Fri, Jan 13, 2023

Political Unrest—What’s Ahead and How Businesses Can Prepare

The events of January 8 in Brazil–following almost two years to the day of the attack on the Capitol on January 6, 2021 in the United States–herald the arrival of a new form of risk for firms doing business globally. We have long known that the period of time before elections in democratic regimes can introduce uncertainty regarding the composition of the government (and the policies it will likely pursue) in the aftermath of the election. At this point, however, we must acknowledge–and plan for–the possibility that elections in democratic countries can also lead to periods of political instability after elections have been conducted.1

The “playbook” for this political instability has now come into focus and consists of three key components.

  1. Pre-Election Claims of Fraud. The first is for political candidates to claim before elections are conducted that the results are likely to be fraudulent.
  2. Post-Election Results Claims. The second is for those same candidates—should they lose the election—to refuse to recognize the results of the elections and/or to claim in the elections’ aftermath that the results were fraudulent, even in the absence of any evidence suggesting that to be the case.
  3. Mass Protests to Incite Criminal Violence. The final component involves mass protests leading to physical attacks against the infrastructure of government.

Moreover, the growing rise of social media usage makes it easier to both spread claims of fraud and to organize these kinds of mass actions.

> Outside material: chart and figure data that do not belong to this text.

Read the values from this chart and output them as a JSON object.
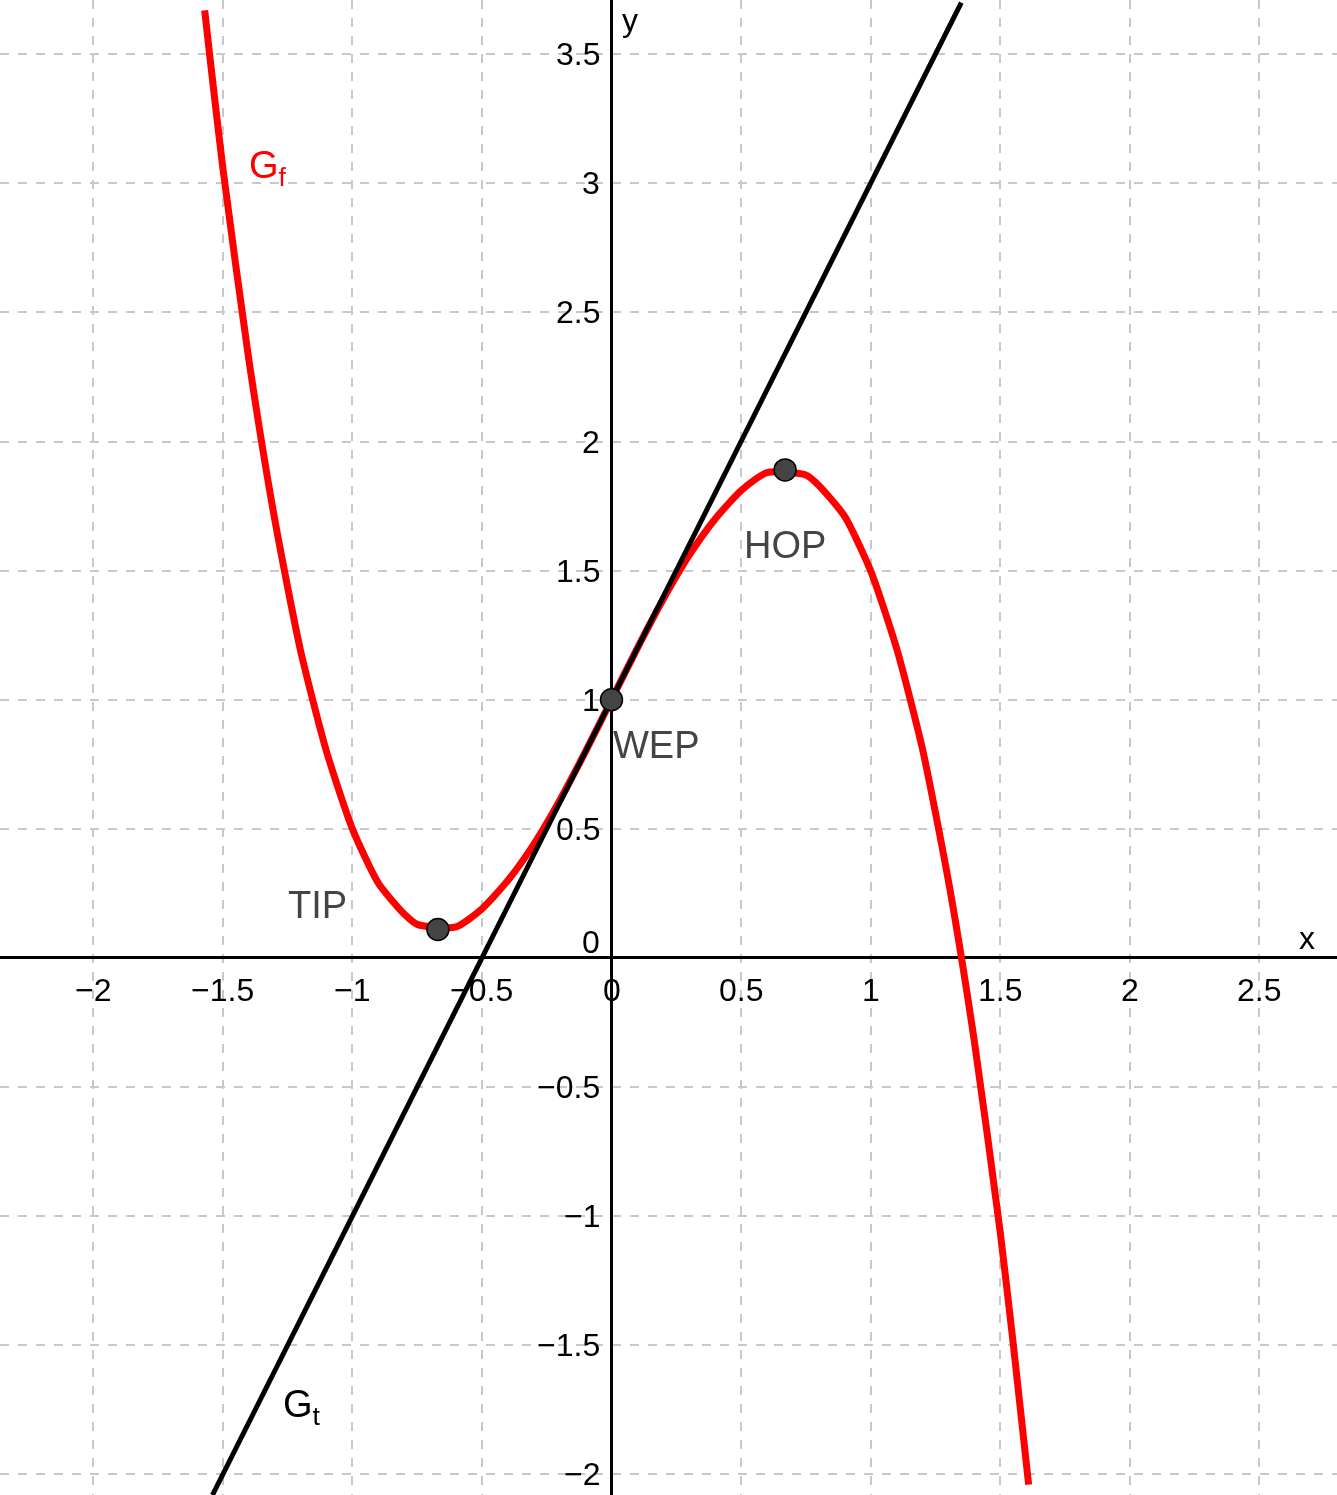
{
  "chart_data": {
    "type": "line",
    "xlabel": "x",
    "ylabel": "y",
    "xlim": [
      -2.36,
      2.8
    ],
    "ylim": [
      -2.08,
      3.71
    ],
    "xticks": [
      {
        "value": -2,
        "label": "−2"
      },
      {
        "value": -1.5,
        "label": "−1.5"
      },
      {
        "value": -1,
        "label": "−1"
      },
      {
        "value": -0.5,
        "label": "−0.5"
      },
      0,
      0.5,
      1,
      1.5,
      2,
      2.5
    ],
    "yticks": [
      {
        "value": -2,
        "label": "−2"
      },
      {
        "value": -1.5,
        "label": "−1.5"
      },
      {
        "value": -1,
        "label": "−1"
      },
      {
        "value": -0.5,
        "label": "−0.5"
      },
      0,
      0.5,
      1,
      1.5,
      2,
      2.5,
      3,
      3.5
    ],
    "grid": true,
    "line_style": "solid",
    "series": [
      {
        "color": "#ff0000",
        "marker": "none",
        "x": [
          -1.57,
          -1.55,
          -1.5,
          -1.4,
          -1.3,
          -1.2,
          -1.1,
          -1.0,
          -0.9,
          -0.8,
          -0.75,
          -0.6,
          -0.5,
          -0.4,
          -0.3,
          -0.2,
          -0.1,
          0,
          0.1,
          0.2,
          0.3,
          0.4,
          0.5,
          0.6,
          0.75,
          0.8,
          0.9,
          1.0,
          1.1,
          1.2,
          1.3,
          1.4,
          1.5,
          1.55,
          1.61
        ],
        "values": [
          3.67,
          3.49,
          3.06,
          2.32,
          1.7,
          1.19,
          0.8,
          0.5,
          0.29,
          0.17,
          0.13,
          0.12,
          0.19,
          0.3,
          0.44,
          0.61,
          0.8,
          1,
          1.2,
          1.39,
          1.56,
          1.7,
          1.81,
          1.88,
          1.87,
          1.83,
          1.71,
          1.5,
          1.2,
          0.81,
          0.3,
          -0.32,
          -1.06,
          -1.49,
          -2.04
        ]
      },
      {
        "color": "#000000",
        "marker": "none",
        "x": [
          -1.54,
          1.35
        ],
        "values": [
          -2.08,
          3.7
        ]
      },
      {
        "type": "scatter",
        "color": "#444444",
        "marker": "circle",
        "x": [
          -0.67,
          0,
          0.67
        ],
        "values": [
          0.11,
          1,
          1.89
        ]
      }
    ],
    "annotations": [
      {
        "text": "G$_{f}$",
        "x": -1.5,
        "y": 3.06
      },
      {
        "text": "G$_{t}$",
        "x": -1.35,
        "y": -1.7
      },
      {
        "text": "TIP",
        "x": -0.67,
        "y": 0.11
      },
      {
        "text": "WEP",
        "x": 0,
        "y": 1
      },
      {
        "text": "HOP",
        "x": 0.67,
        "y": 1.89
      }
    ]
  }
}
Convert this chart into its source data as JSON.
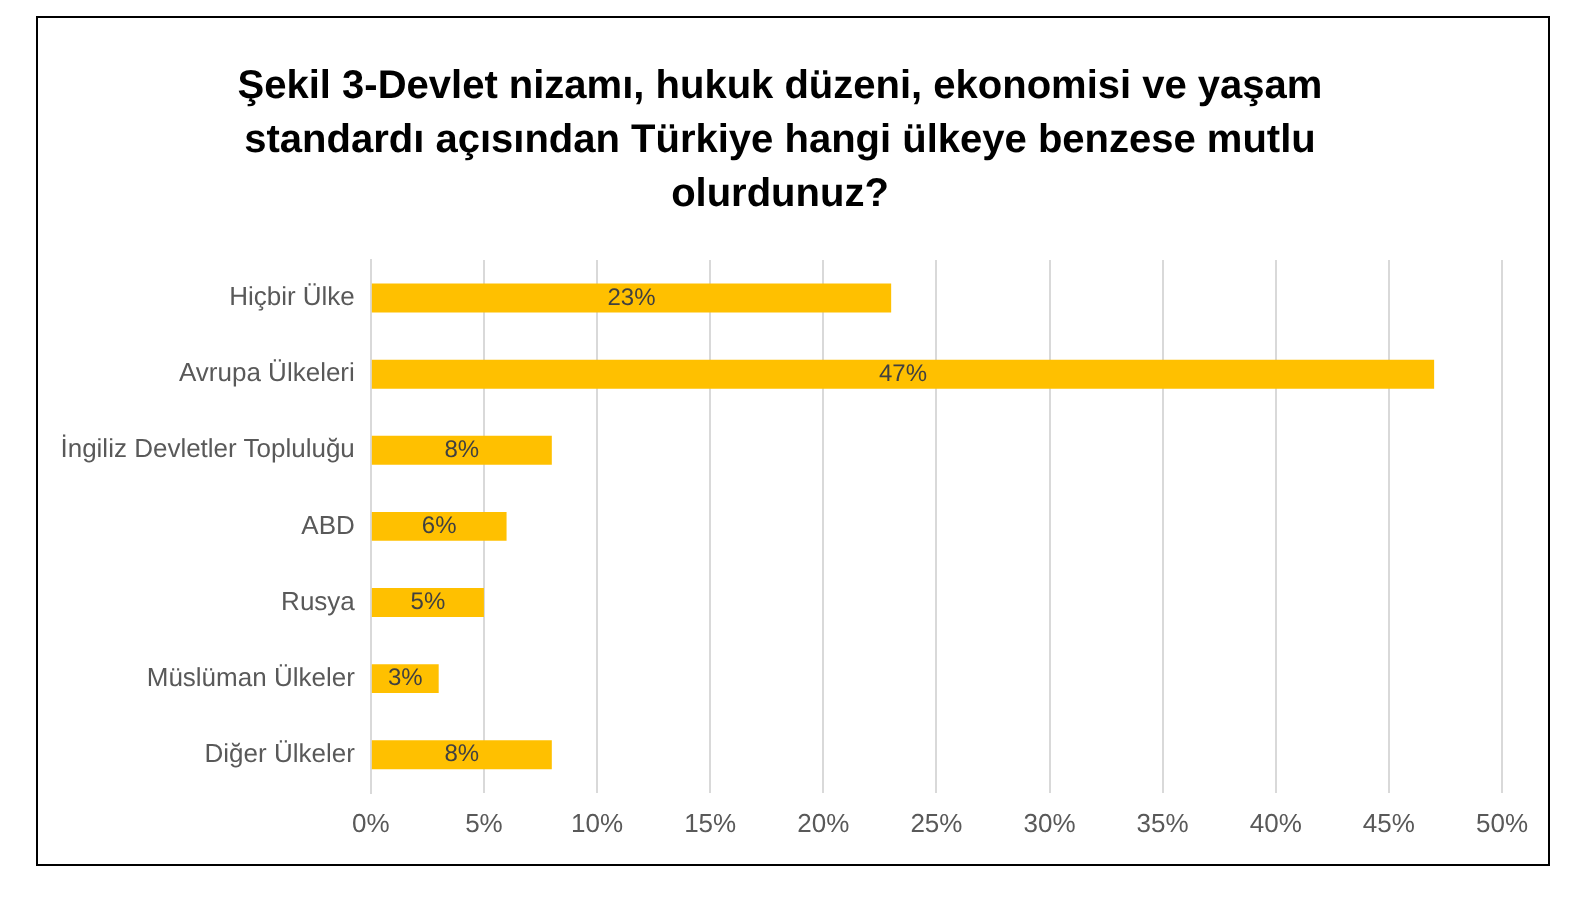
{
  "chart_data": {
    "type": "bar",
    "orientation": "horizontal",
    "title": "Şekil 3-Devlet nizamı, hukuk düzeni, ekonomisi ve yaşam standardı açısından Türkiye hangi ülkeye benzese mutlu olurdunuz?",
    "categories": [
      "Hiçbir Ülke",
      "Avrupa Ülkeleri",
      "İngiliz Devletler Topluluğu",
      "ABD",
      "Rusya",
      "Müslüman Ülkeler",
      "Diğer Ülkeler"
    ],
    "values": [
      23,
      47,
      8,
      6,
      5,
      3,
      8
    ],
    "value_labels": [
      "23%",
      "47%",
      "8%",
      "6%",
      "5%",
      "3%",
      "8%"
    ],
    "color": "#ffc000",
    "xlim": [
      0,
      50
    ],
    "xticks": [
      {
        "value": 0,
        "label": "0%"
      },
      {
        "value": 5,
        "label": "5%"
      },
      {
        "value": 10,
        "label": "10%"
      },
      {
        "value": 15,
        "label": "15%"
      },
      {
        "value": 20,
        "label": "20%"
      },
      {
        "value": 25,
        "label": "25%"
      },
      {
        "value": 30,
        "label": "30%"
      },
      {
        "value": 35,
        "label": "35%"
      },
      {
        "value": 40,
        "label": "40%"
      },
      {
        "value": 45,
        "label": "45%"
      },
      {
        "value": 50,
        "label": "50%"
      }
    ],
    "grid": "x",
    "legend": false
  }
}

This is yet another reason to expect the playbook to be repeated in the future—but also an opportunity to identify ahead of time when actors are likely to be attempting to use this playbook to incite criminal violence as opposed to engaging in more legitimate forms of political protest.

As we continue to see more violence and less understanding in these situations, the public and private sectors must evaluate their individual roles. For governments, this will mean predicting and acting on the predictable by preparing to, and, mitigating, known and likely risks. This almost certainly means adding layers of security prior to significant moments in the transition of power and providing even more transparency in elections.  

For businesses, this means carefully considering the safety of their people, the security of their facilities, infrastructure and supply chains, and more generally the mood and inclinations of their employees.  Businesses should also consider a fresh look at their security posture, continuity policies, and procedures for protecting people and facilities to ensure they are aligned with the new modern-day threat environment. In particular, as all security should be conducted in a risk-informed basis, businesses should consider increasing the frequency by which they conduct risk assessments—and expanding that list of risks to include previously routine events like elections and transfers of power. This is not only the right thing to do for employees and customers, but careful risk planning and mitigation can also provide a material competitive advantage. These efforts should include an organization’s public-facing elements. For consumer brands, social media ambassadors or individuals representing a brand, breaking the law or engaging in hateful conduct can be detrimental. Concurrently, social media analytics can also be useful in tracking the likelihood of political upheaval and any impact to your brand.

The period in which elections can result in political instability in democratic societies is expanding, as are the dangers posed to democratic stability around elections generally. As discussed above, periods of change are always fraught for societies, organizations, and people. As the window of risk around lawful changes in power expands, all should remember that transparency, comprehensive investigation not just of acute problems but also their root causes, and accountability will, long-term, strengthen all. 

This is in addition to the standard uncertainty that may be present around the post-election composition of the government in countries with parliamentary systems of government where multi-party coalitions are common.